Fragmented and increased sleep and sensitivity to mild sleep disturbance in HCRT neuron-ablated larvae. Recording of sleep was performed in 6 dpf larvae and lasted for 24 h under 14 h light/10 h dark cycle (white and black bars represent light and dark periods, respectively). In the absence of MET, both Tg(hcrt:nfsB-EGFP) and WT-siblings demonstrated similar sleep time during the day and night (n = 60 for each genotype, A). However, after MET treatment (B), HCRT neuron-ablated larvae (n = 122) slept more (p < 0.01, repeated-measures ANOVA) than WT-siblings (n = 118). The bar charts (A', B') represent the average sleep for total daytime or total nighttime for each genotype. Notably, in untreated larvae, the number of sleep/wake transitions per hour is rhythmic and similar in both Tg(hcrt:nfsB-EGFP) and WT-sibling (C).
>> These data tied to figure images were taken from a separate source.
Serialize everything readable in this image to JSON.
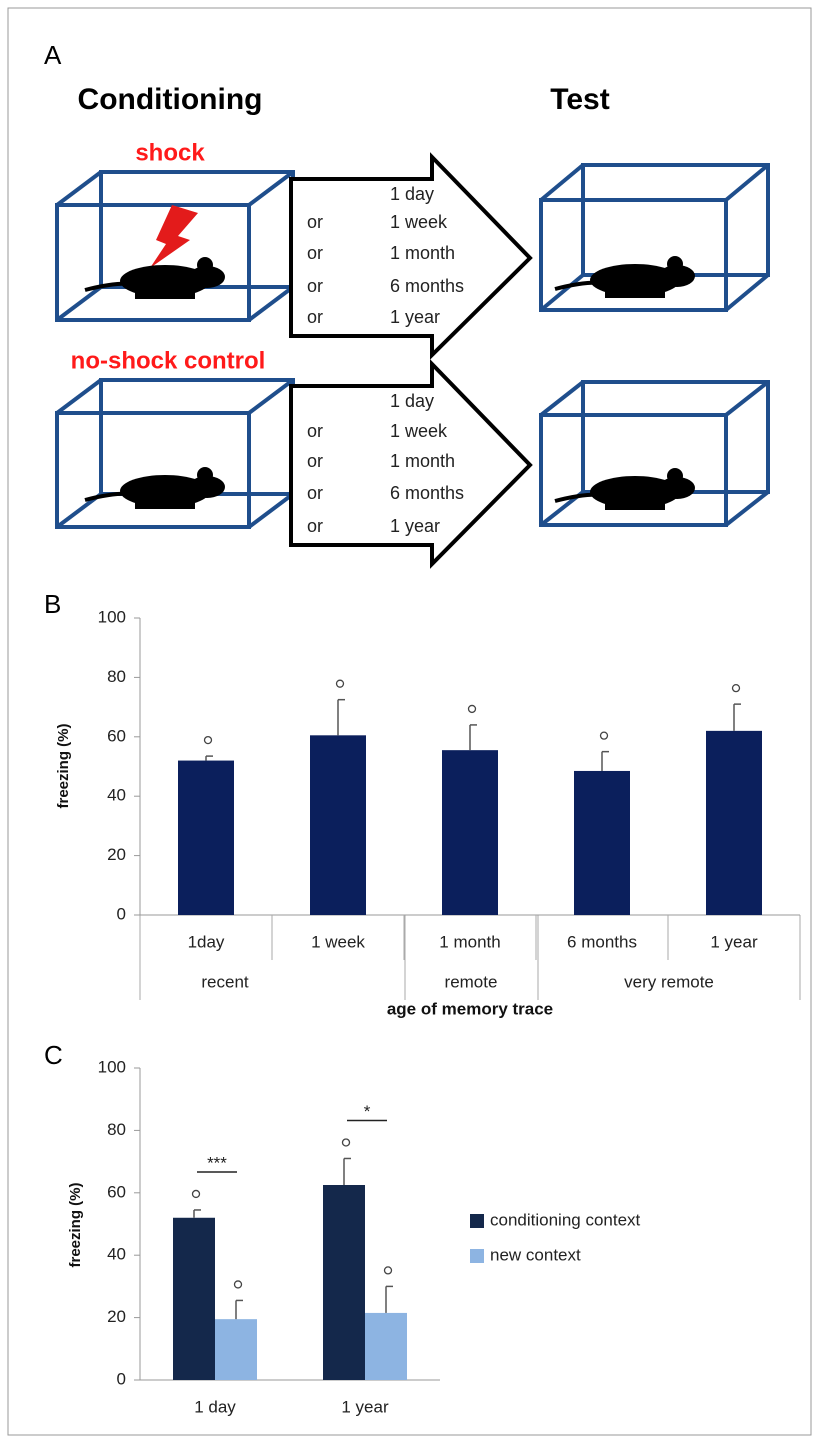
{
  "panel_labels": [
    "A",
    "B",
    "C"
  ],
  "diagram": {
    "left_title": "Conditioning",
    "right_title": "Test",
    "shock_label": "shock",
    "control_label": "no-shock control",
    "connector": "or",
    "intervals": [
      "1 day",
      "1 week",
      "1 month",
      "6 months",
      "1 year"
    ]
  },
  "chart_data": [
    {
      "type": "bar",
      "categories": [
        "1day",
        "1 week",
        "1 month",
        "6 months",
        "1 year"
      ],
      "group_labels": [
        "recent",
        "remote",
        "very remote"
      ],
      "values": [
        52,
        60.5,
        55.5,
        48.5,
        62
      ],
      "errors": [
        1.5,
        12,
        8.5,
        6.5,
        9
      ],
      "color": "#0b1f5c",
      "ylabel": "freezing (%)",
      "xlabel": "age of memory trace",
      "ylim": [
        0,
        100
      ],
      "yticks": [
        0,
        20,
        40,
        60,
        80,
        100
      ]
    },
    {
      "type": "bar",
      "categories": [
        "1 day",
        "1 year"
      ],
      "series": [
        {
          "name": "conditioning context",
          "color": "#14284b",
          "values": [
            52,
            62.5
          ],
          "errors": [
            2.5,
            8.5
          ]
        },
        {
          "name": "new context",
          "color": "#8db4e2",
          "values": [
            19.5,
            21.5
          ],
          "errors": [
            6,
            8.5
          ]
        }
      ],
      "significance": [
        "***",
        "*"
      ],
      "ylabel": "freezing (%)",
      "ylim": [
        0,
        100
      ],
      "yticks": [
        0,
        20,
        40,
        60,
        80,
        100
      ]
    }
  ]
}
However, after MET treatment, the number of sleep/wake transitions per hour increased in HCRT neuron-ablated larvae during the day and the night (*p < 0.05, **p < 0.01, repeated-measures ANOVA; D). The bar charts (C', D') represent the average sleep/wake transitions for total daytime or total nighttime for each genotype. HCRT neuron-ablated (Tg(hcrt:nfsB-EGFP)+MET) and WT-sibling (+MET) larvae were subjected to 6 h of MSD. White and black bars represent light and dark periods, respectively, and gray bars represent MSD (E). At ZT20 (black arrowhead, E), sleep time (F) and c-fos (G) expression were quantified. MSD did not affect sleep time (n = 48, F) or c-fos expression (n = 60, F) in WT-sibling larvae. In contrast, following MSD, HCRT neuron-ablated larvae showed reduced sleep (n = 48; *p < 0.05, Student's t test; F) and increased c-fos expression (n = 60, ***p < 0.001, two-way ANOVA; G). Four independent MSD experiments were performed to quantify c-fos and sleep time. Values are represented as means ± SEM.